What generates a false positive, you might ask? Well, things like Chrome make random DNS queries at times to see what the network looks like. If you get the same answers for a bunch of random strings, odds are you are behind some kind of screwy DNS server which is hijacking what would otherwise be a NXDOMAIN. If your machine has been flagged but checked out clean, that might be why.

Recent events with different governments seizing domain names inspired me to start thinking about this kind of thing again. This time, it's not about a hypothetical botnet which needs to avoid detection. Instead, it would be something mundane like living in a future where reddit.com had been yanked but still I really wanted to see some pictures of cats or ponies that day.

I started thinking about crazy schemes like new.net, where they claimed to invent a bunch of new top level domains. All it does is stick a ".new.net" on the end of certain queries so that "foo.bar" really winds up resolving "foo.bar.new.net".

By extension, you could pick a bunch of domains which would be "helpers" in the event certain sites ever went down. Then, instead of trying to resolve reddit.com, you'd actually try to resolve reddit.com.(domain1) and reddit.com.(domain2) and so on.
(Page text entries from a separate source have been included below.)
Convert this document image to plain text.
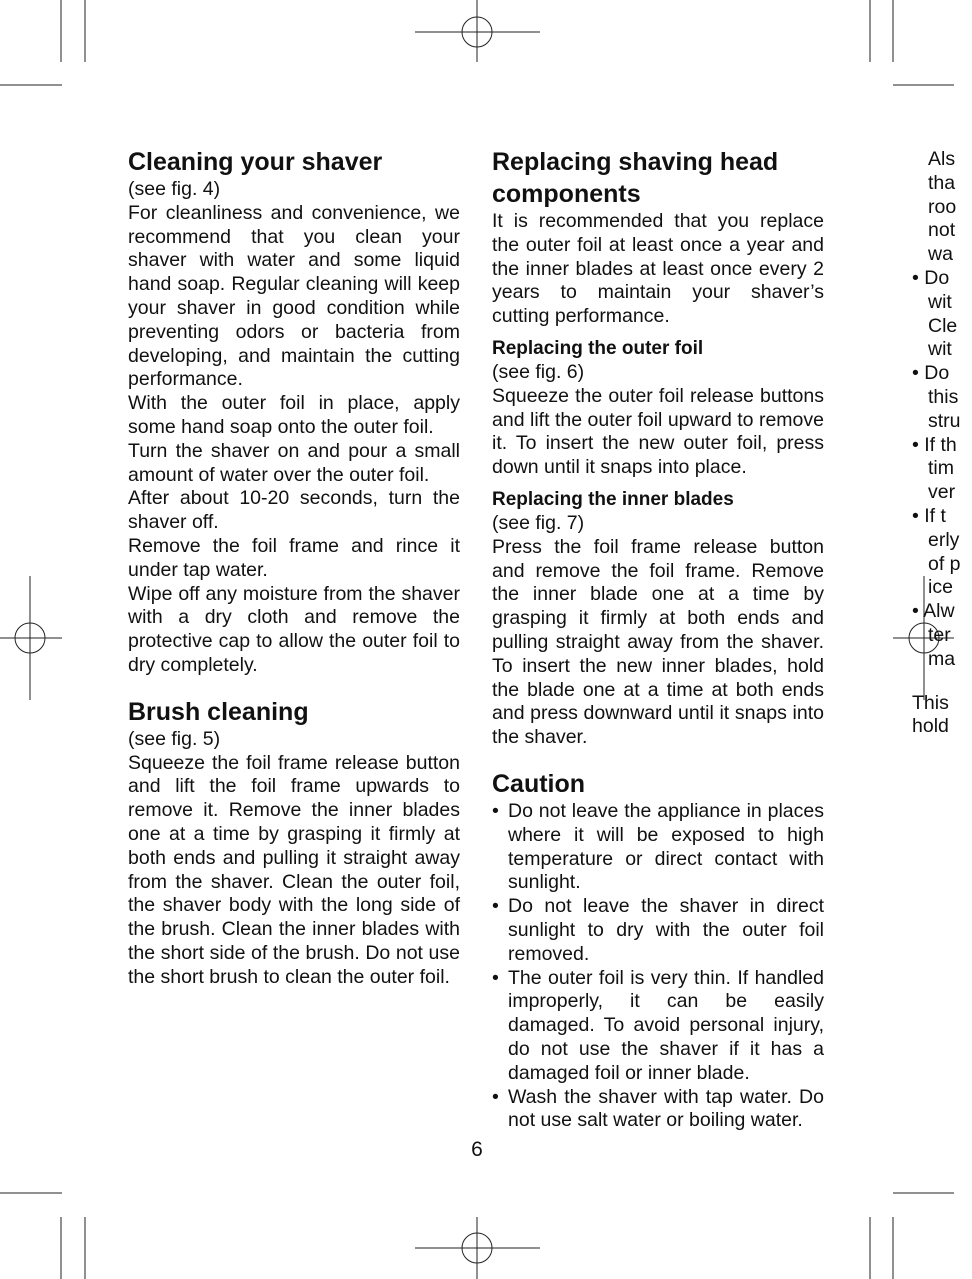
Cleaning your shaver

(see fig. 4)

For cleanliness and convenience, we recommend that you clean your shaver with water and some liquid hand soap. Regular cleaning will keep your shaver in good condition while preventing odors or bacteria from developing, and maintain the cutting performance.

With the outer foil in place, apply some hand soap onto the outer foil.

Turn the shaver on and pour a small amount of water over the outer foil.

After about 10-20 seconds, turn the shaver off.

Remove the foil frame and rince it under tap water.

Wipe off any moisture from the shaver with a dry cloth and remove the protective cap to allow the outer foil to dry completely.

Brush cleaning

(see fig. 5)

Squeeze the foil frame release button and lift the foil frame upwards to remove it. Remove the inner blades one at a time by grasping it firmly at both ends and pulling it straight away from the shaver. Clean the outer foil, the shaver body with the long side of the brush. Clean the inner blades with the short side of the brush. Do not use the short brush to clean the outer foil.

Replacing shaving head components

It is recommended that you replace the outer foil at least once a year and the inner blades at least once every 2 years to maintain your shaver’s cutting performance.

Replacing the outer foil

(see fig. 6)

Squeeze the outer foil release buttons and lift the outer foil upward to remove it. To insert the new outer foil, press down until it snaps into place.

Replacing the inner blades

(see fig. 7)

Press the foil frame release button and remove the foil frame. Remove the inner blade one at a time by grasping it firmly at both ends and pulling straight away from the shaver. To insert the new inner blades, hold the blade one at a time at both ends and press downward until it snaps into the shaver.

Caution
• Do not leave the appliance in places where it will be exposed to high temperature or direct contact with sunlight.
• Do not leave the shaver in direct sunlight to dry with the outer foil removed.
• The outer foil is very thin. If handled improperly, it can be easily damaged. To avoid personal injury, do not use the shaver if it has a damaged foil or inner blade.
• Wash the shaver with tap water. Do not use salt water or boiling water.

Als

tha

roo

not

wa

• Do

wit

Cle

wit

• Do

this

stru

• If th

tim

ver

• If t

erly

of p

ice

• Alw

ter

ma

This

hold

6
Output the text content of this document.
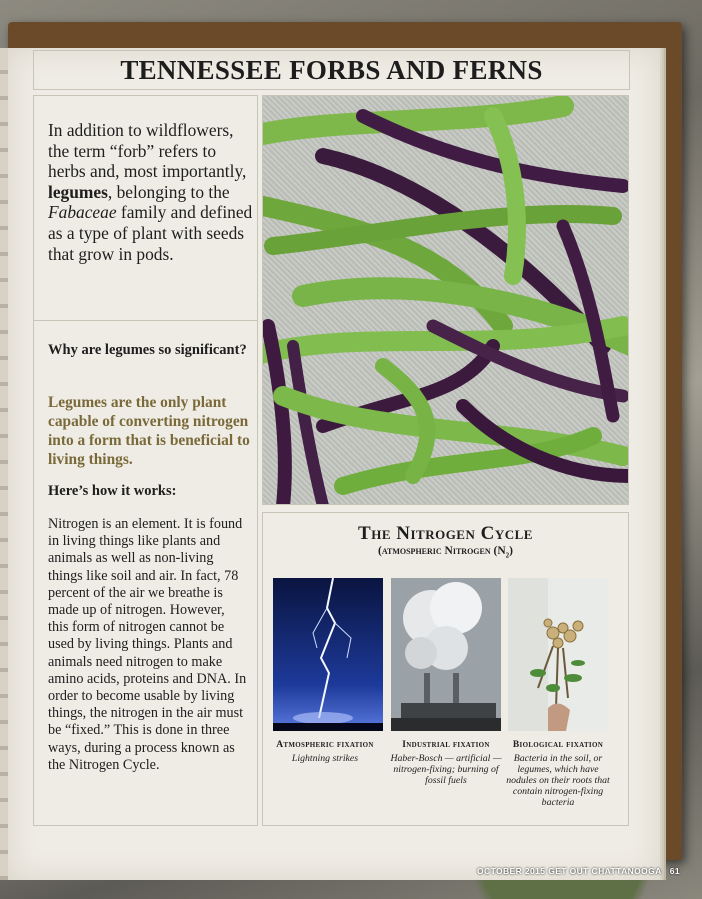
TENNESSEE FORBS AND FERNS

In addition to wildflowers, the term “forb” refers to herbs and, most importantly, legumes, belonging to the Fabaceae family and defined as a type of plant with seeds that grow in pods.

Why are legumes so significant?

Legumes are the only plant capable of converting nitrogen into a form that is beneficial to living things.

Here’s how it works:

Nitrogen is an element. It is found in living things like plants and animals as well as non-living things like soil and air. In fact, 78 percent of the air we breathe is made up of nitrogen. However, this form of nitrogen cannot be used by living things. Plants and animals need nitrogen to make amino acids, proteins and DNA. In order to become usable by living things, the nitrogen in the air must be “fixed.” This is done in three ways, during a process known as the Nitrogen Cycle.

The Nitrogen Cycle

(atmospheric Nitrogen $(N_2)$

Atmospheric fixation
Lightning strikes
Industrial fixation
Haber-Bosch — artificial — nitrogen-fixing; burning of fossil fuels
Biological fixation
Bacteria in the soil, or legumes, which have nodules on their roots that contain nitrogen-fixing bacteria
OCTOBER 2015 GET OUT CHATTANOOGA 61
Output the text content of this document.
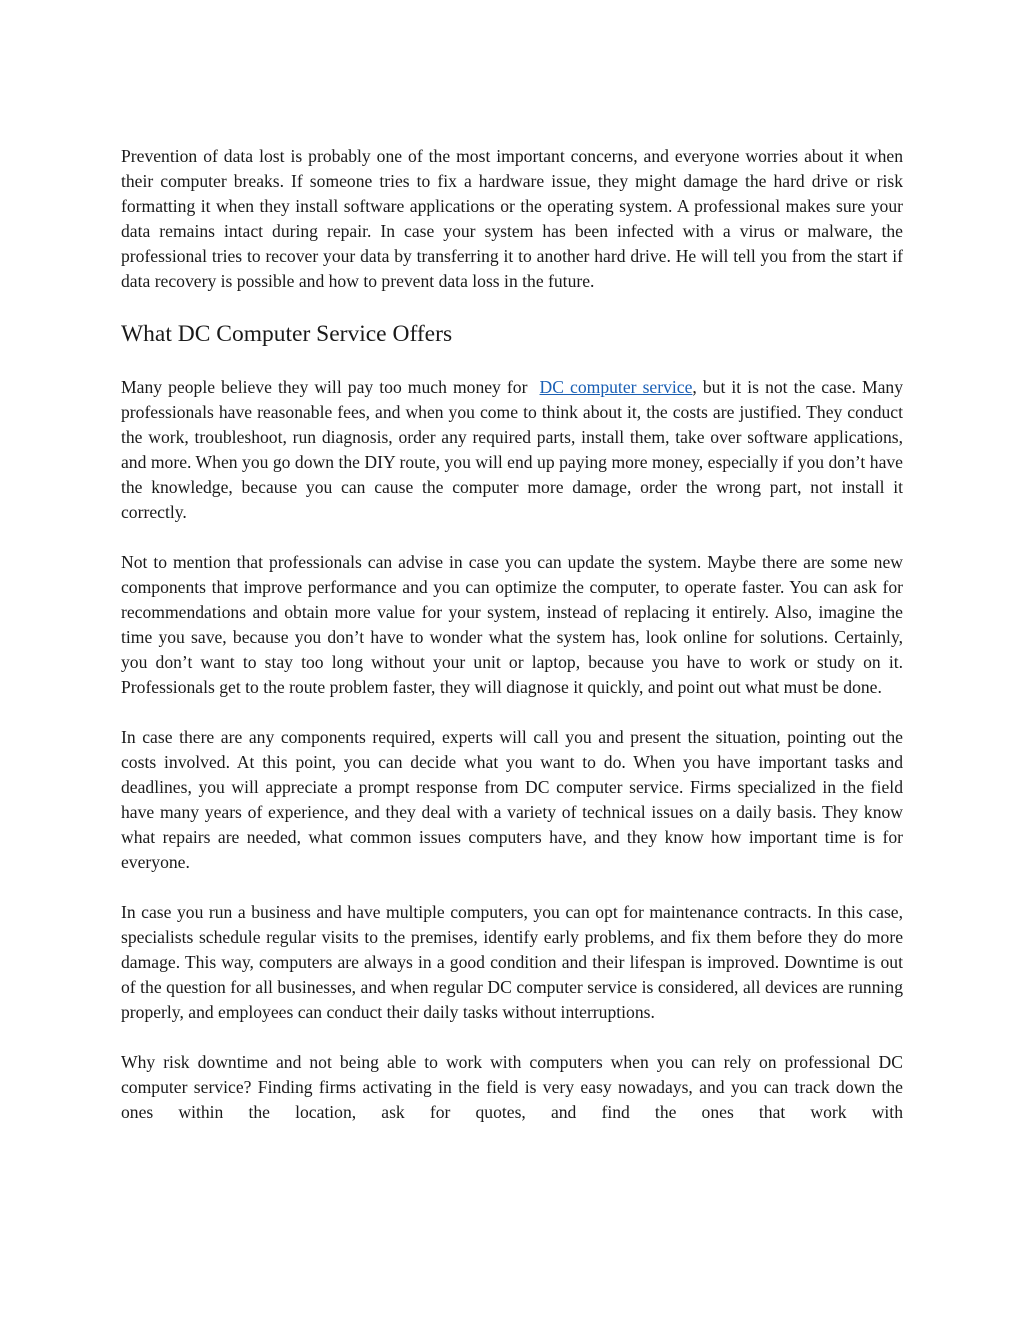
Prevention of data lost is probably one of the most important concerns, and everyone worries about it when their computer breaks. If someone tries to fix a hardware issue, they might damage the hard drive or risk formatting it when they install software applications or the operating system. A professional makes sure your data remains intact during repair. In case your system has been infected with a virus or malware, the professional tries to recover your data by transferring it to another hard drive. He will tell you from the start if data recovery is possible and how to prevent data loss in the future.

What DC Computer Service Offers

Many people believe they will pay too much money for DC computer service, but it is not the case. Many professionals have reasonable fees, and when you come to think about it, the costs are justified. They conduct the work, troubleshoot, run diagnosis, order any required parts, install them, take over software applications, and more. When you go down the DIY route, you will end up paying more money, especially if you don’t have the knowledge, because you can cause the computer more damage, order the wrong part, not install it correctly.

Not to mention that professionals can advise in case you can update the system. Maybe there are some new components that improve performance and you can optimize the computer, to operate faster. You can ask for recommendations and obtain more value for your system, instead of replacing it entirely. Also, imagine the time you save, because you don’t have to wonder what the system has, look online for solutions. Certainly, you don’t want to stay too long without your unit or laptop, because you have to work or study on it. Professionals get to the route problem faster, they will diagnose it quickly, and point out what must be done.

In case there are any components required, experts will call you and present the situation, pointing out the costs involved. At this point, you can decide what you want to do. When you have important tasks and deadlines, you will appreciate a prompt response from DC computer service. Firms specialized in the field have many years of experience, and they deal with a variety of technical issues on a daily basis. They know what repairs are needed, what common issues computers have, and they know how important time is for everyone.

In case you run a business and have multiple computers, you can opt for maintenance contracts. In this case, specialists schedule regular visits to the premises, identify early problems, and fix them before they do more damage. This way, computers are always in a good condition and their lifespan is improved. Downtime is out of the question for all businesses, and when regular DC computer service is considered, all devices are running properly, and employees can conduct their daily tasks without interruptions.

Why risk downtime and not being able to work with computers when you can rely on professional DC computer service? Finding firms activating in the field is very easy nowadays, and you can track down the ones within the location, ask for quotes, and find the ones that work with
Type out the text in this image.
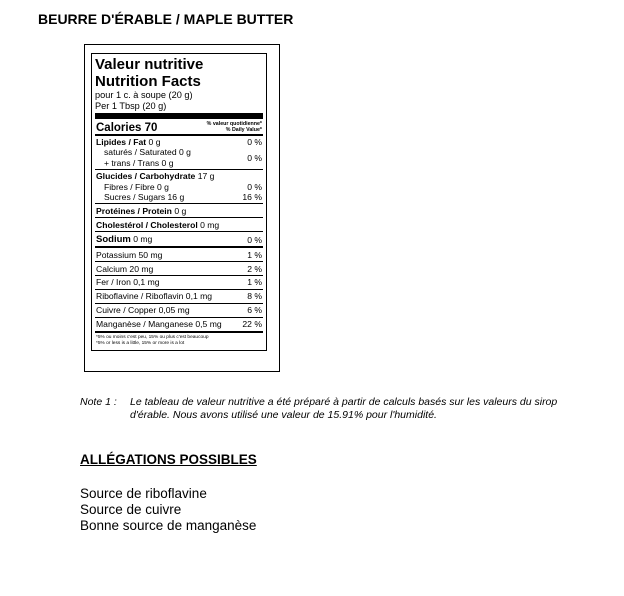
BEURRE D'ÉRABLE / MAPLE BUTTER
Valeur nutritive
Nutrition Facts
pour 1 c. à soupe (20 g)
Per 1 Tbsp (20 g)
Calories 70	% valeur quotidienne*
% Daily Value*
Lipides / Fat 0 g	0 %
saturés / Saturated 0 g
+ trans / Trans 0 g
0 %
Glucides / Carbohydrate 17 g
Fibres / Fibre 0 g	0 %
Sucres / Sugars 16 g	16 %
Protéines / Protein 0 g
Cholestérol / Cholesterol 0 mg
Sodium 0 mg	0 %
Potassium 50 mg	1 %
Calcium 20 mg	2 %
Fer / Iron 0,1 mg	1 %
Riboflavine / Riboflavin 0,1 mg	8 %
Cuivre / Copper 0,05 mg	6 %
Manganèse / Manganese 0,5 mg 22 %
*5% ou moins c'est peu, 15% ou plus c'est beaucoup
*5% or less is a little, 15% or more is a lot
Note 1 : Le tableau de valeur nutritive a été préparé à partir de calculs basés sur les valeurs du sirop d'érable. Nous avons utilisé une valeur de 15.91% pour l'humidité.
ALLÉGATIONS POSSIBLES
Source de riboflavine
Source de cuivre
Bonne source de manganèse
Of course, once this had gone on for a while, those helper domains themselves would probably be targeted for takedowns. Once they were all gone, you'd be right back to square one: unable to get to your favorite web site.

So then, to tie this all together, the thought occurred to me: what if the helper domains were unpredictable? Take the kind of random craziness which was demonstrated in the zombie/malware code and use it instead to dodge external attacks on the DNS. Once you find a working helper domain, you're back in business.

Since this is a half-baked idea, it's going to be full of holes. One obvious problem is identifying the real site if a bunch of them seem to work at the same time and all give different answers. How would you know who to trust with your login and password in this world? You probably wouldn't be able to solve this one trivially.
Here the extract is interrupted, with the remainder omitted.